Thanks, I was scrolling though locomotives on eBay (I want to expand my collection) and realized that there was a screw in the tender, so I took it apart and saw the 9v plug. Also a couple other things, 1 I tested the track with another loco and it is fine, it seems to be the locomotive. 2 when should I have it serviced because I don't think it has ever been serviced.


----------



## Don Trinko (Oct 23, 2012)

Different locos respond different depending on the placement of the power pick up and how many power pickups. Try a battery.
You do not normally have a loco serviced like you would a car. Unless there is a specific problem just lube it occasionally. Lionel has manuals online that show you where to lube but basically you put a tiny drop of oil on the axles and a small amount of grease on the gears. Many people use oil on both the axles and gears. Some use 30 wt oil and some use light oil like sewing machine oil. Don


----------



## gunrunnerjohn (Nov 10, 2010)

Actually, you don't need a battery for RailSounds to function, though in conventional mode it'll be pretty annoying without it. If the sounds are totally out, it's more than the battery.

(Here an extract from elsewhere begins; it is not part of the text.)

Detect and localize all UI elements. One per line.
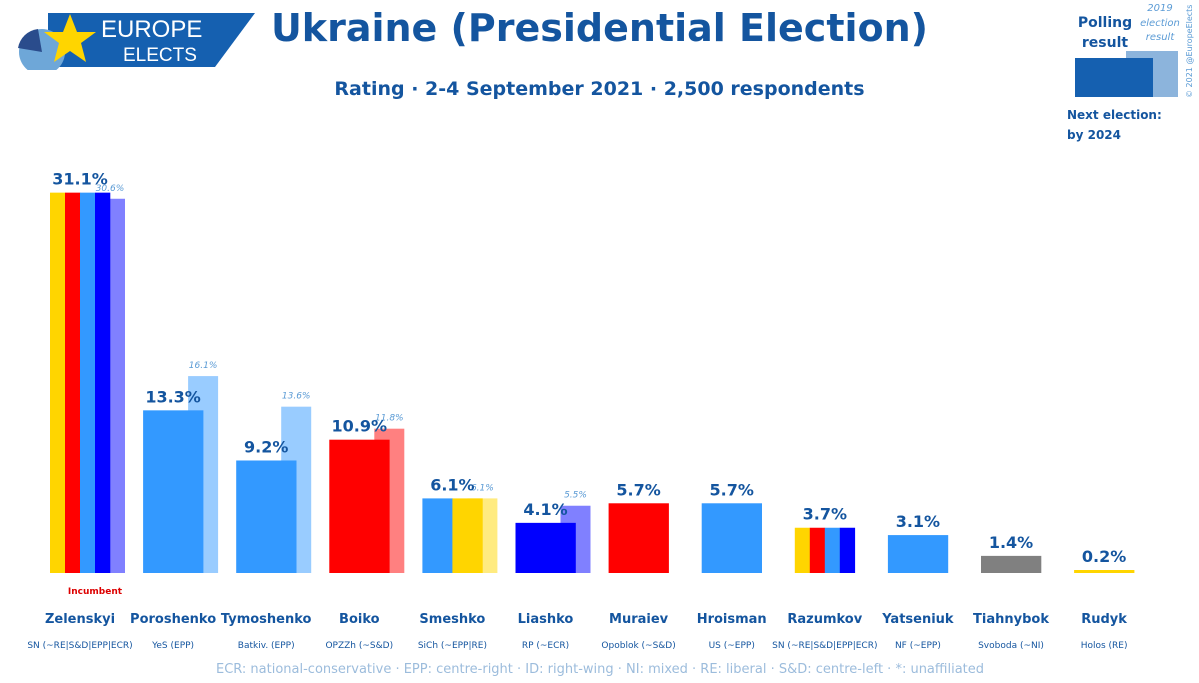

Is this a command locomotive or do you run conventional? I don't put batteries in any of my Lionel command stuff, either TMCC or Legacy.


----------



## lockley16 (Jul 14, 2013)

gunrunnerjohn said:


> Actually, you don't need a battery for RailSounds to function, though in conventional mode it'll be pretty annoying without it. If the sounds are totally out, it's more than the battery.
> 
> Is this a command locomotive or do you run conventional? I don't put batteries in any of my Lionel command stuff, either TMCC or Legacy.


1, it use to work without the batteries, I have no idea what is wrong with it. 2, what do you mean command or conventional, if you mean like the TMCC or Legacy as command, then I run conventional. But eventually I will switch over.


----------



## gunrunnerjohn (Nov 10, 2010)

Well, since it now doesn't work at all, I'd start by opening up the tender and reseating all the boards and connectors. Also, make sure the RailSounds/SignalSounds switch is in the RailSounds position. Finally, make sure the volume control is not turned all the way down.

When you apply power, do you hear anything, even a bit of background noise, in the speaker?


----------



## BigAl56 (Dec 14, 2011)

Yes check the switches under the engine. What is the model number of the set? Try RTFM.


----------



## lockley16 (Jul 14, 2013)

gunrunnerjohn said:


> Well, since it now doesn't work at all, I'd start by opening up the tender and reseating all the boards and connectors. Also, make sure the RailSounds/SignalSounds switch is in the RailSounds position. Finally, make sure the volume control is not turned all the way down.
> 
> When you apply power, do you hear anything, even a bit of background noise, in the speaker?


OMG, I feel like the stupidest person in the world. I have seen the volume switch but I never new what it was. All I did was twist it and it all started working. Thanks guys for the help.


----------



## gunrunnerjohn (Nov 10, 2010)

Cheap fix, and it won't be the first time that a simple thing has gotten someone. I just don't admit them here.


----------



## lockley16 (Jul 14, 2013)

gunrunnerjohn said:


> Cheap fix, and it won't be the first time that a simple thing has gotten someone. I just don't admit them here.


Not even cheap, it was free. Luckily I posted it here instead of take it to a hobby shop and charge me $20 to turn the dial.


----------



## gunrunnerjohn (Nov 10, 2010)

Free is just VERY cheap.


----------



## lockley16 (Jul 14, 2013)

gunrunnerjohn said:


> Free is just VERY cheap.


That is very true, but I like the way free sounds.


----------



## Big Ed (Jun 16, 2009)

You better shut up it will hear you and break. 

They would have probably charged more then $20 too.


----------